Teeth(23)


“Oh, honey, don’t say that.”

“Just because we don’t want to think it . . . ”

It’s so stupid. I would feed my brother dolphins if it would save him. I’d feed him babies if it would save him. Just . . . Dylan, okay?

It hits me for the first time that that might not be an okay thing to feel.

“We have no reason to believe that’s true,” she says.

“They’re different from minnows and anchovies and stuff.”

Mom says, “And minnows and anchovies don’t save your brother’s life.”

I pick out apples. “I know.” I’ve had this conversation before. Clearly I suck at arguing either side.

She squeezes a nectarine and lets it go. “He still has a long way to go, Rudy. Don’t get me wrong, I’m so excited about all the progress he’s made. But this isn’t something to mess around with.”
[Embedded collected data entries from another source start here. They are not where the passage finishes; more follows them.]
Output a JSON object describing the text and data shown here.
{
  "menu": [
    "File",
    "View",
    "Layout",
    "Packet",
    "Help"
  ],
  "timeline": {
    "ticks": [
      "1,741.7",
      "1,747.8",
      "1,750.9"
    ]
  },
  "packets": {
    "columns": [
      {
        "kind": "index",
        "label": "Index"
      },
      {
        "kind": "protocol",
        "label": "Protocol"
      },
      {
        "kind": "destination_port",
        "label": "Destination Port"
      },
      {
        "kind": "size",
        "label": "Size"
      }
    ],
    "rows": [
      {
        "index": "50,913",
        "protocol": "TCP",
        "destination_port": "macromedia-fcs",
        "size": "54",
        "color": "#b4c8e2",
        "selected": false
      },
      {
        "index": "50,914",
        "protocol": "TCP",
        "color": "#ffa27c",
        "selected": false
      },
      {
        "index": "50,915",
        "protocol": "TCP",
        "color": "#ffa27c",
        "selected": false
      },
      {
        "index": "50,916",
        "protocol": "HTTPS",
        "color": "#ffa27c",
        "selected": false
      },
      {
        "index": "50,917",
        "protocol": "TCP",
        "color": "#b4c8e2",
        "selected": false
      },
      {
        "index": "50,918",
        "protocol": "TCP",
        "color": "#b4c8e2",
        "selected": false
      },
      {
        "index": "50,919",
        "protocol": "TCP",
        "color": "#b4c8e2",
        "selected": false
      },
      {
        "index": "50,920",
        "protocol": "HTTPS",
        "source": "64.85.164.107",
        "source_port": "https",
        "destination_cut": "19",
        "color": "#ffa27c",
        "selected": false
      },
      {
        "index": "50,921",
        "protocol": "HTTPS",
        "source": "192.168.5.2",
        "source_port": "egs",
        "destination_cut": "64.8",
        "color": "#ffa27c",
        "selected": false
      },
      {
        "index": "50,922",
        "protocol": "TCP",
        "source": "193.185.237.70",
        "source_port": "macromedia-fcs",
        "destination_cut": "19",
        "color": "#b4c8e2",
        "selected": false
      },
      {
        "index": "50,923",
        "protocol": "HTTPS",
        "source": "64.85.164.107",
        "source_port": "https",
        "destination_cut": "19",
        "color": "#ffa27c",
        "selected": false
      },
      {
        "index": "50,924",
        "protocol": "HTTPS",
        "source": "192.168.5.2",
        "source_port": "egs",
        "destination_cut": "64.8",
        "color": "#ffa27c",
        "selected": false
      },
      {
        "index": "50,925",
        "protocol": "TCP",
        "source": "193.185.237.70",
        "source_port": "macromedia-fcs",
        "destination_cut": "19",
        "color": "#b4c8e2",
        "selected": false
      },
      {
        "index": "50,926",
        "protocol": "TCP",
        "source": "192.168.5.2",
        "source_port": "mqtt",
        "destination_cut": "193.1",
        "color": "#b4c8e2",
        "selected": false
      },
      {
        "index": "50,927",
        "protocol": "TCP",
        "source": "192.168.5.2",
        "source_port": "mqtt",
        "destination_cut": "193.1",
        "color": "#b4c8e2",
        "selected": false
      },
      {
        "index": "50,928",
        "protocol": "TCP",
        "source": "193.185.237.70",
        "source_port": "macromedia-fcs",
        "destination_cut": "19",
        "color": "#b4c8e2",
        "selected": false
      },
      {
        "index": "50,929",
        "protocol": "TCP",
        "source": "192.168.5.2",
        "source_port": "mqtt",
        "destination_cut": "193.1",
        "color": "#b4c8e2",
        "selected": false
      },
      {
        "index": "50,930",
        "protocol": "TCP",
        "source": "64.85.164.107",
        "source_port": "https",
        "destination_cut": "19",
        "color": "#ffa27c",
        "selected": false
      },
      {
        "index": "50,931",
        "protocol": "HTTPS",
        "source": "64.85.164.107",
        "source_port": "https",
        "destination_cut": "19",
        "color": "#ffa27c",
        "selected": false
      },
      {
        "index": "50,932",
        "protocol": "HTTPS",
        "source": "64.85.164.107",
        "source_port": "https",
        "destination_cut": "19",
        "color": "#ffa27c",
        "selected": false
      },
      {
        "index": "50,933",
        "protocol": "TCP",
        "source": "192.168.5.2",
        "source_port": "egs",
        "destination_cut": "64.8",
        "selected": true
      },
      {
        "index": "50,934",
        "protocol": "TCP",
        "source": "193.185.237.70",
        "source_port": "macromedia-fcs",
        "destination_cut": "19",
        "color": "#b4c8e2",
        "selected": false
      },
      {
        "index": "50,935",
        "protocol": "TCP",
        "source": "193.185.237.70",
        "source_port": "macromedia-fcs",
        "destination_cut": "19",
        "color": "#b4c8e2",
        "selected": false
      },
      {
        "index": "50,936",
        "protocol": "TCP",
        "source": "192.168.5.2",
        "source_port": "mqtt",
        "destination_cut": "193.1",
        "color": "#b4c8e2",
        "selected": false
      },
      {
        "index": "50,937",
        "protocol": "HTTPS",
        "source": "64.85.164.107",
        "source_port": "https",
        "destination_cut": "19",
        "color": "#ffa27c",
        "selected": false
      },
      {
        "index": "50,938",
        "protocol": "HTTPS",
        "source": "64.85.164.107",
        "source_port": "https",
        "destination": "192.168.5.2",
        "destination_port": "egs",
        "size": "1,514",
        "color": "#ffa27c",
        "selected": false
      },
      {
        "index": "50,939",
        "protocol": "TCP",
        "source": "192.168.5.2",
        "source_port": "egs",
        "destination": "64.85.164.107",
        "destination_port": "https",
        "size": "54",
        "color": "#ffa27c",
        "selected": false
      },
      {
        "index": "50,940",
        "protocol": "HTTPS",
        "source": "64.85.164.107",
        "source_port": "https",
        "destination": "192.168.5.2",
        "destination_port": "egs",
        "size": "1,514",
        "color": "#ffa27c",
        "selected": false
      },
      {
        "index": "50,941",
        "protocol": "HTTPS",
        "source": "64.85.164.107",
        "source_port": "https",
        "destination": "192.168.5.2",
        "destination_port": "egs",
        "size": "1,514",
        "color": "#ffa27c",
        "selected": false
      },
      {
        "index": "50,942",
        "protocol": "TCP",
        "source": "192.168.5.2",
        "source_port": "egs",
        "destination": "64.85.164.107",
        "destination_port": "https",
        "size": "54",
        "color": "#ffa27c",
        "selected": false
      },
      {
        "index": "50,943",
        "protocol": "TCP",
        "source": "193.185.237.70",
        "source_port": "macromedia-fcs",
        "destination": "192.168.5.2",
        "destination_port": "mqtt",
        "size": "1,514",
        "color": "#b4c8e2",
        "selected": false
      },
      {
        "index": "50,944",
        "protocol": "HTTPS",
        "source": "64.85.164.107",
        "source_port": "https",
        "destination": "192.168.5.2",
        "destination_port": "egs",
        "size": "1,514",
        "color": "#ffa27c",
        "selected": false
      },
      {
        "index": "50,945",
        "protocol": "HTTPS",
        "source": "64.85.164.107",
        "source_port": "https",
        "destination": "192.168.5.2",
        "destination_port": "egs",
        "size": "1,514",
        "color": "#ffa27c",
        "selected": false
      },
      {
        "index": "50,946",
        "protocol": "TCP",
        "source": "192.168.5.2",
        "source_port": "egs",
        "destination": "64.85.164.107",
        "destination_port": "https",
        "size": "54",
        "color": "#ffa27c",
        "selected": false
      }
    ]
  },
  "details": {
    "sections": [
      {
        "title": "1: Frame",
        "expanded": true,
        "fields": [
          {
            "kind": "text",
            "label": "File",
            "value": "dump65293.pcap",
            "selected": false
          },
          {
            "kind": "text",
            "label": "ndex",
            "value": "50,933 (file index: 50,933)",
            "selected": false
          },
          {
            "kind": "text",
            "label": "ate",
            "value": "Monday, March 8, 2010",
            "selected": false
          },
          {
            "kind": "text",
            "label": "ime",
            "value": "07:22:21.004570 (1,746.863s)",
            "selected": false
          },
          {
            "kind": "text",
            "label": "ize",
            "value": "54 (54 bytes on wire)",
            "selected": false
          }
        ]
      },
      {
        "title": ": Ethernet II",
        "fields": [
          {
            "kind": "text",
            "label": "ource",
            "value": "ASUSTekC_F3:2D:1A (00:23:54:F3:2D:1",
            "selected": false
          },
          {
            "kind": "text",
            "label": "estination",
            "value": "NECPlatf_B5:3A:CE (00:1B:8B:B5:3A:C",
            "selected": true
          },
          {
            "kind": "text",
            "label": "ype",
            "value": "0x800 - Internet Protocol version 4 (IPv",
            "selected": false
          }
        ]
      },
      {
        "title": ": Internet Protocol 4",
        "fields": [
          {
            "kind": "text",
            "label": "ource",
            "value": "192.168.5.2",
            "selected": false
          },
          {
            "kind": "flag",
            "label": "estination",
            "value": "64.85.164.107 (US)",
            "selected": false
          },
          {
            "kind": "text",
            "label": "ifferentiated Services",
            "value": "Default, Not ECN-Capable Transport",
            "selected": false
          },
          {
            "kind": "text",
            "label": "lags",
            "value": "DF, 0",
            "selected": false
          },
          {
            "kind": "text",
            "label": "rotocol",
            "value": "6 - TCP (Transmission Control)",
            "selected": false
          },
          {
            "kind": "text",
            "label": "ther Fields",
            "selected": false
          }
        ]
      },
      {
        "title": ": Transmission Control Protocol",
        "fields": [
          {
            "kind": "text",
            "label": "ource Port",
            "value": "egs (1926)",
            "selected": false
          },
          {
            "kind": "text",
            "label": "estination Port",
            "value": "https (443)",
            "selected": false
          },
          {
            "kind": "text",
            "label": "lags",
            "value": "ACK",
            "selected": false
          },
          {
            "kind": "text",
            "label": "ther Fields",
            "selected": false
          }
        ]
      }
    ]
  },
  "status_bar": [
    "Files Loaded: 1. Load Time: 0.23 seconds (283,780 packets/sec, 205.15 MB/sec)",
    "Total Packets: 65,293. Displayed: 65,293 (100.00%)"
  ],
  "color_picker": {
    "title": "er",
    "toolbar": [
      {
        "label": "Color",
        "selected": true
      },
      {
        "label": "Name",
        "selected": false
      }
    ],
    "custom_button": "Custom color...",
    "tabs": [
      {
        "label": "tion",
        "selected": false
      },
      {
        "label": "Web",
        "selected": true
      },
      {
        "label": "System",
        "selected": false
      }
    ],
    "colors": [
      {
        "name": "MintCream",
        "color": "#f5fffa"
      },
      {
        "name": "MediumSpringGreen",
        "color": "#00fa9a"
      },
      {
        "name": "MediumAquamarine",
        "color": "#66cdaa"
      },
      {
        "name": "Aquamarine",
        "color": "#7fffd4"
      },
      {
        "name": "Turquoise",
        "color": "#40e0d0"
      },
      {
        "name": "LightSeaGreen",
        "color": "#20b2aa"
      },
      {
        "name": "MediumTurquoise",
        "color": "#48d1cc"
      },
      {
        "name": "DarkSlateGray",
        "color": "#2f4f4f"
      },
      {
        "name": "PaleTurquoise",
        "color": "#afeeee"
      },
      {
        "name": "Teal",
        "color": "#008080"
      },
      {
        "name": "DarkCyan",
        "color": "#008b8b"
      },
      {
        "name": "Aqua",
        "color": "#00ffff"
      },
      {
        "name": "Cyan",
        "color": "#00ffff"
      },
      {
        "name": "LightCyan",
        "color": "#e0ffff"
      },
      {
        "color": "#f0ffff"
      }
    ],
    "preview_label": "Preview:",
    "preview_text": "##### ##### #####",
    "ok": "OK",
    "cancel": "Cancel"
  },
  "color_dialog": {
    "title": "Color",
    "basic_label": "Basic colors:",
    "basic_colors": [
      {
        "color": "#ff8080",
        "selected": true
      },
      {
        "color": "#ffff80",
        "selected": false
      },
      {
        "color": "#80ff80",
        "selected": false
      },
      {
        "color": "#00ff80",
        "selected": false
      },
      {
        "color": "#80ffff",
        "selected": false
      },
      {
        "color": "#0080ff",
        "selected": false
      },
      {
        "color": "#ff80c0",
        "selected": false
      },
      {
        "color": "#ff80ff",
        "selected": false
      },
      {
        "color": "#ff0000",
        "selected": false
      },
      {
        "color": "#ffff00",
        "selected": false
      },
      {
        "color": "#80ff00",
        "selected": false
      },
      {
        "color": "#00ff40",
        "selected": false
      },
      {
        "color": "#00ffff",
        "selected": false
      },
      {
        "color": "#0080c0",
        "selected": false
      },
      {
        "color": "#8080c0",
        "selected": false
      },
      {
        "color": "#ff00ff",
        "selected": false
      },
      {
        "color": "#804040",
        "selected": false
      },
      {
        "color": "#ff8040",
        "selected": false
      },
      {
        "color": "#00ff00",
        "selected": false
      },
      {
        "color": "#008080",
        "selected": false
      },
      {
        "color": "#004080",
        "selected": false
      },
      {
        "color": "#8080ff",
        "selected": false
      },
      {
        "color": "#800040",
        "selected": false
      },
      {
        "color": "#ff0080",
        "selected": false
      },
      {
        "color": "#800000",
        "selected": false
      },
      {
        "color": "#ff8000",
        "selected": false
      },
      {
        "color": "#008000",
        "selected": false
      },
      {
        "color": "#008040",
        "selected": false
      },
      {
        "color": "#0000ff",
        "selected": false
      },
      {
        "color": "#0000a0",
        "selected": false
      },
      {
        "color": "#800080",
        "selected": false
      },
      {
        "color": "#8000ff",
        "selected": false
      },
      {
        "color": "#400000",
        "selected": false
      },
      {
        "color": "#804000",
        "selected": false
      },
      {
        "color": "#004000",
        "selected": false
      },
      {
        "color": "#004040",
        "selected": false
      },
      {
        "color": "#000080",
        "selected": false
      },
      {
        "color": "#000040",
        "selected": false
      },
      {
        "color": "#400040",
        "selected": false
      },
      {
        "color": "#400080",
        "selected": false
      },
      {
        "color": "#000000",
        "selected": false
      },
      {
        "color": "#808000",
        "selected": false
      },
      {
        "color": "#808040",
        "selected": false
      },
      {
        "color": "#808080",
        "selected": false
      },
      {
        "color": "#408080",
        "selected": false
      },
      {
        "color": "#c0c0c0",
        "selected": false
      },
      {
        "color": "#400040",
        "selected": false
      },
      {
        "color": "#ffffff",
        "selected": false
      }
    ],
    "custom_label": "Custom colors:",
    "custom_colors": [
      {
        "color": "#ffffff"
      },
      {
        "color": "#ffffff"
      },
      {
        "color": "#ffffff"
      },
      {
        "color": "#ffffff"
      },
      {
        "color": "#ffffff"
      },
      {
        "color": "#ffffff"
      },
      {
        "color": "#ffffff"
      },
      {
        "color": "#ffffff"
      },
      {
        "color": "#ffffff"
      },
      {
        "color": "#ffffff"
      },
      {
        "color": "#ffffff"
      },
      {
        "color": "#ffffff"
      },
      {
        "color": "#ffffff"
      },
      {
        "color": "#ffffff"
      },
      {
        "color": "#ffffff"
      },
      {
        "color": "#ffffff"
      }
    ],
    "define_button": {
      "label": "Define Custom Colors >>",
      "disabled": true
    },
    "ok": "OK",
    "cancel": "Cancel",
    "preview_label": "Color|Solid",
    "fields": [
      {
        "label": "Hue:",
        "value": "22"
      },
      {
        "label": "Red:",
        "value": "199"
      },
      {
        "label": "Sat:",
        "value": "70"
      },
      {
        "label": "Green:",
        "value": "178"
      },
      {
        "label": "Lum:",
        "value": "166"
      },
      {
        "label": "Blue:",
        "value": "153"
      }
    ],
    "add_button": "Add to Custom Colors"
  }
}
“So what’s the endgame? It’s not like there are schools here.” There is no real life here.

“We’ll go home someday,” she says, but even she doesn’t sound like she believes it anymore. How can she talk about going home in the same breath she admits the fish are tying us indefinitely here?

“Nobody ever goes home,” I mumble.

She stops and hugs me. “Oh, sweetheart. Your brother loves you so much.”

I have a headache.

She says, “Maybe someday there will be a good set of lungs for him at home, and we will look back on this as the thing that got him through the wait.”

“I hope so.” That does sound pretty perfect.

“Oh, look,” Mom says. She lets me go. “Fresh fish.”


The fishermen are hauling huge wicker baskets up to the stand, and now everyone in the marketplace is rushing over, haggling for a better price. But they’ll pay anything. They’re all in the same position as Dylan: saved from dying and petrified of being sick again. Without the fish, who knows if they’d go back to how they were: arthritic, diabetic, catatonic.

Of course no one ever leaves this island. No one’s willing to risk it. Why would we ever be? We’d be too afraid that the lung transplant would fall through the way it did last year, and we wouldn’t be able to get back here in time, and . . .

Ugh. I don’t want to think about that shit. That f*cking scrapbook, that f*cking library, the f*cking fishboy.

The f*cking fact that staying here is starting to sound not so horrible.

God, I really was desperate for a friend.

But no, I think about leaving. I think about college. This is what I’m supposed to do. I taste that promise for as long as I can, rolling it around my tongue and letting it settle into my cheek. Until I leave them. Until I get on a plane or a boat and get so far away that no one can even see me. I am free. I am free.

I can get through a few years.

I won’t get glued to this place.

I don’t have to be.

I’ll keep searching for exits all the time. Even when I don’t want to.

I’m a horrible brother.

I’m still chewing on everything when Fiona comes over. “The ghost likes you,” she whispers. She’s leaning on my shoulder. She smells like she’s from the ocean.

“You’re crazy, Fiona.”

“The ghost is with you,” she rasps. “He isn’t leaving anytime soon.”

“He’s not a ghost.”

She smiles with her lips closed. “Who’s he?”

“The . . . ” I shake my head. “See you next week, Fiona.”

One of the fishermen, the one missing an eye, looks over at me when my mom and I approach the booth. His hat is pulled low on his forehead. He grins at me with his gold teeth.

Why the hell shouldn’t they be bastards, seriously? They rule us.

My mom hands over a fistful of bills and points to the fish she wants, and the fisherman starts wrapping them in paper. I’m focused, this time, on the money instead of the fish’s dead eyes.

Fuck. We’re paying them.

The guy I pulled off Teeth is slipping the money into his pocket right now. He’s going to take it to Mr. Gardener’s stand and buy cigarettes and some crackers and whatever the hell he wants.

I don’t know why this hadn’t occurred to me before.

We’re eating Teeth’s brothers and we’re helping the guys who hurt him.

Mom makes me carry the fish home. I’m praying the whole walk by the water that Teeth doesn’t see me with this bag. I don’t see him, but I’m pretty sure that doesn’t mean anything. He’s maybe a better hider than we give him credit for.

God, if he sees me, I’m so f*cked. He’ll make me swim laps next lesson.

I say, “Can’t we at least start catching the fish ourselves? Instead of buying them from the fishermen?” I know this wouldn’t appease Teeth one bit, but it would make me feel better about the whole thing.

“They guard the bait with their lives, you know that.”

“Power-hungry *s.”

“Sweetie, I wish it were simple too.”



Mom thinks we should try to make amends with Ms. Delaney, so she asks me to bring over a bottle of wine from Dad’s puny collection. I obviously decide to go over on a Tuesday evening. I’ll let Diana give her the wine. Or maybe we can drink it.